Le Te Igitur est la première prière du Canon de la prière de la messe où le prêtre prie pour le pape régnant et l’évêque du diocèse dans lequel la messe est offerte :  » … qu’ en premier lieu, nous offrons à Toi pour ta sainte Église catholique, qu’il te plaise de lui accorder la paix, de la protéger, de l’unir et gouverner dans le monde entier, avec ton serviteur notre Pape N., N. notre évêque et tous les vrais croyants et les professeurs de la foi catholique et apostolique. « 

Una cum en latin signifie un avec ; et vient de l’expression latine dans laquelle le nom d’un pape régnant est inséré et se lit : «una cum Papa nostro famulo tuo N.» : « [un] avec ton serviteur N., notre Pape ».

Aujourd’hui, il n’y a quasiment aucun lieu possible pour la réception du sacrement d’Eucharistie.

Maintenant que l’antipape apostat et antéchrist Jean-Paul 2 (et Jean 23) est anti-canonisé depuis le 27 avril 2014 par l’apostat et antipape François chef de la secte vatican 2, le faux problème de l’una cum / non una cum n’a plus lieu d’être, puisque nul ne peut recevoir de Communion eucharistique d’un prêtre « traditionaliste » hérétique public qui reconnait publiquement les antipapes vatican 2 pour des papes valides, car il doit obligatoirement reconnaitre des apostats pour des saints et les vénérer, ce qui ne manque pas d’engager certainement un crime d’idolâtrie et d’apostasie, et qu’aucun catholique ne peut participer à l’idolâtrie qui est une forme d’apostasie en acte.

Cependant, il est nécessaire de bien comprendre en quoi consiste le faux problème de la Messe una cum, en ces temps de la grande apostasie, et considéré avant ces anti-canonisations des chefs apostats modernistes et non-catholiques de la contre-église vatican 2.

Le faux problème de la Messe Una Cum

La Messe Una cum n’est qu’un problème sur la forme mais non sur le fond, car cela ne concerne pas la loi divine.

Pape Innocent III, Eius exemplo, 18 décembre 1208 ex cathedra (Magistère solennel) : «Nous croyons de cœur et nous confessons de bouche l’unique Église, PAS des hérétiques, mais la Sainte, romaine, catholique et apostolique en dehors de laquelle nous croyons qu’aucun n’est sauvé ».

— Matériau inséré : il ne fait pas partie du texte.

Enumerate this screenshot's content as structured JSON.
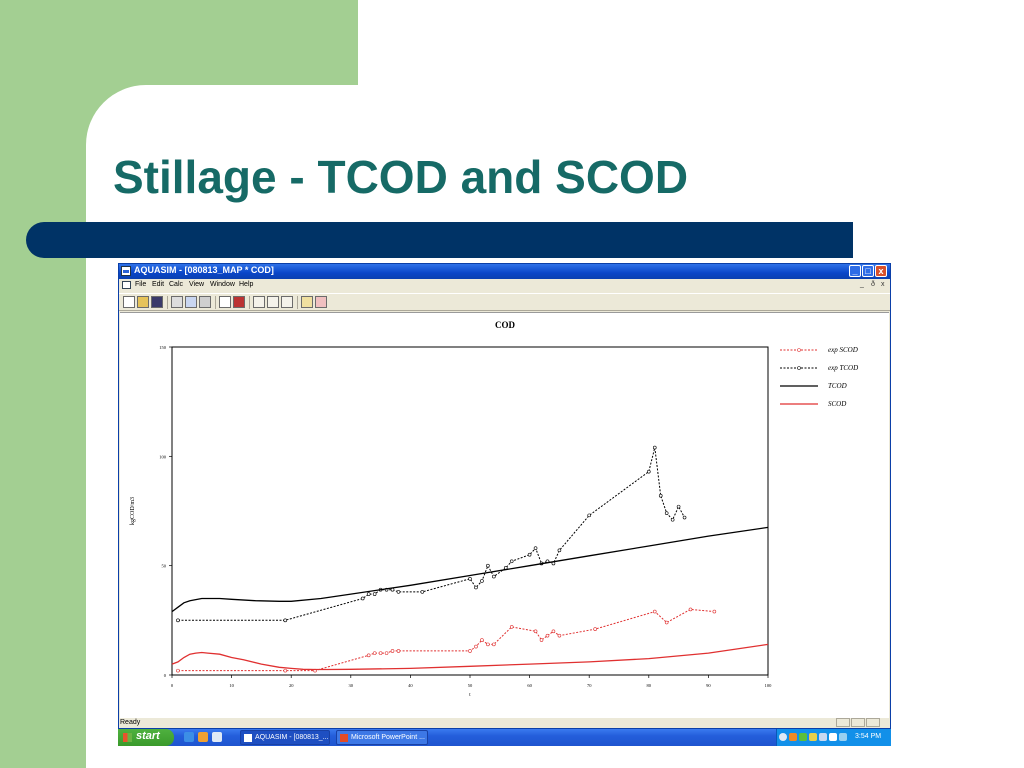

Ci-dessus ce dogme doit être compris tels que les mots le disent. Il signifie qu’il y a d’un côté l’Église et d’un autre côté qu’il y a les sectes hérétiques. Mais l’Église catholique considère, selon la règle de la foi qui est de loi divine et dogmatique, que seules les églises des hérétiques notoires en droit et notoires en fait sont des églises des hérétiques.